John Everett Millais, Spring, or Apple Blossom, 1859, National Museums Liverpool
Nonostante questa attenzione, ottimamente resa grazie una scrittura elegante e limpida, al mondo interiore di tali grandi personaggi della storia inglese di metà Ottocento, io trovo che il successo del romanzo di Cooper stia nella rappresentazione della scena vittoriana. Sfogliando le sue pagine ci troviamo del tutto immersi in quel mondo opulento, e disorientati dai suoi vividissimi contrasti. Grazie ad Effie entriamo dalla porta principale nella rutilante Londra dell’Esposizione Universale, in un tripudio di feste, di strascichi, di salotti, di suppellettili preziose, di frequentazioni celebri (Effie fu compagna di scuola di Elizabeth Gaskell e amica di vere personalità come Rawdon Brown), di conversazioni edotte, di viaggi in Italia. “We can look over Effie’s shoulder as she stands at her open window on Twelfth Night 1850, watching as Venice is transformed by snow. Across the lagoon, San Giorgio Maggiore stands clean and cold, a silhouette against the storm clouds. Effie pulls her blue velvet jacket over her shoulders” [Possiamo guardare da sopra la spalla di Effie, mentre ella sta davanti alla finestra aperta il giorno dell'Epifania del 1850, a guardare Venezia transfigurata dalla neve. Oltre la laguna, San Giorgio Maggiore si staglia limpida e fredda, solo un profilo contro le nuvole gonfie di tempesta. Effie si copre le spalle con la sua mantella di velluto blu]. Il ritorno dell’immagine delle spalle di Effie, che conferisce una sottile circolarità a questo breve passo, si sposa stilisticamente con la citazione della ricchezza del velluto blu e con la descrizione di una Venezia pura, algida, innevata e minacciata dalla tempesta, che ha un altissimo valore simbolico.

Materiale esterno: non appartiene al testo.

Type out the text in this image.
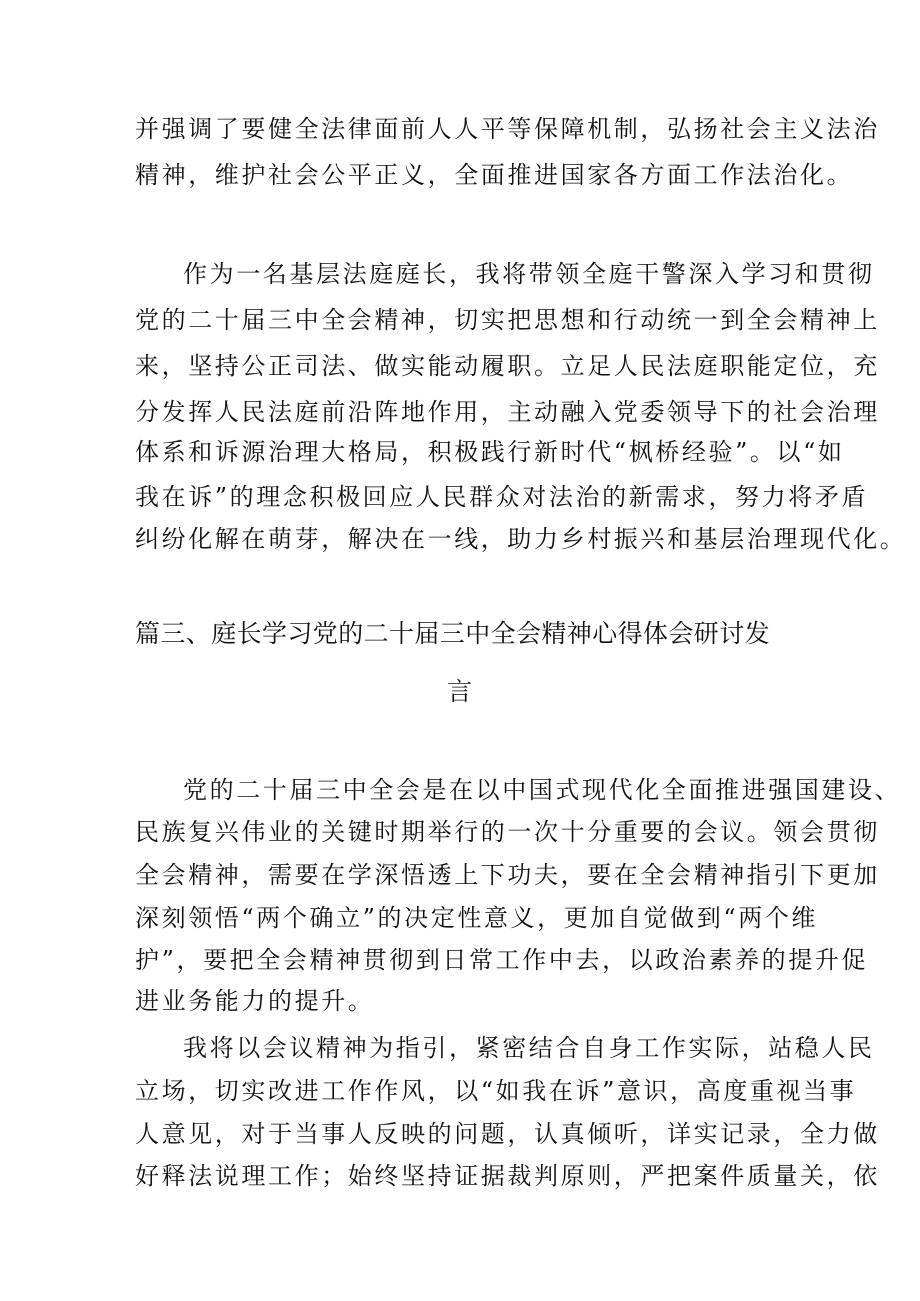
并强调了要健全法律面前人人平等保障机制，弘扬社会主义法治
精神，维护社会公平正义，全面推进国家各方面工作法治化。
作为一名基层法庭庭长，我将带领全庭干警深入学习和贯彻
党的二十届三中全会精神，切实把思想和行动统一到全会精神上
来，坚持公正司法、做实能动履职。立足人民法庭职能定位，充
分发挥人民法庭前沿阵地作用，主动融入党委领导下的社会治理
体系和诉源治理大格局，积极践行新时代“枫桥经验”。以“如
我在诉”的理念积极回应人民群众对法治的新需求，努力将矛盾
纠纷化解在萌芽，解决在一线，助力乡村振兴和基层治理现代化。
篇三、庭长学习党的二十届三中全会精神心得体会研讨发
言
党的二十届三中全会是在以中国式现代化全面推进强国建设、
民族复兴伟业的关键时期举行的一次十分重要的会议。领会贯彻
全会精神，需要在学深悟透上下功夫，要在全会精神指引下更加
深刻领悟“两个确立”的决定性意义，更加自觉做到“两个维
护”，要把全会精神贯彻到日常工作中去，以政治素养的提升促
进业务能力的提升。
我将以会议精神为指引，紧密结合自身工作实际，站稳人民
立场，切实改进工作作风，以“如我在诉”意识，高度重视当事
人意见，对于当事人反映的问题，认真倾听，详实记录，全力做
好释法说理工作；始终坚持证据裁判原则，严把案件质量关，依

John Everett Millais, Ophelia
1852, Tate Gallery
La forza pittorica di questo libro sta non solo nel suo talento icastico ma anche e soprattutto nella sua rievocazione dell’ambiente artistico in cui Effie si ritrovò a vivere. Ella fu dapprima moglie di un critico d’arte (che anche grazie a Stones of Venice assurse a fama internazionale e divenne una sorta di “vate” della fruizione artistica di tardo Ottocento) e poi di un pittore, per il quale posò molto frequentemente. John Everett Millais (autore del conosciutissimo Ophelia), conciliò nella propria carriera l’appartenenza alla Confraternita dei Preraffaelliti di Dante Gabriel Rossetti, William Holman Hunt e Edward Burne-Jones, e l’ambizione della Royal Academy. È grazie ad Everett Millais che ci rimangono i ritratti di alcuni fra fra i campioni della sua epoca (non solo Ruskin, ma Tennyson, Darwin, Gladstone e il Cardinale John Henry Newman) e l’intensa rappresentazione degli ambienti vittoriani che Effie frequentò per tutta la vita – atmosfere dense di colore, di nostalgia per un passato e una purezza perduti, di dolorose costrizioni fisiche ed emotive, di dubbi devastanti sulla natura dell’essere umano, malinconicamente solo sulla brillante scena di una nazione in trionfo.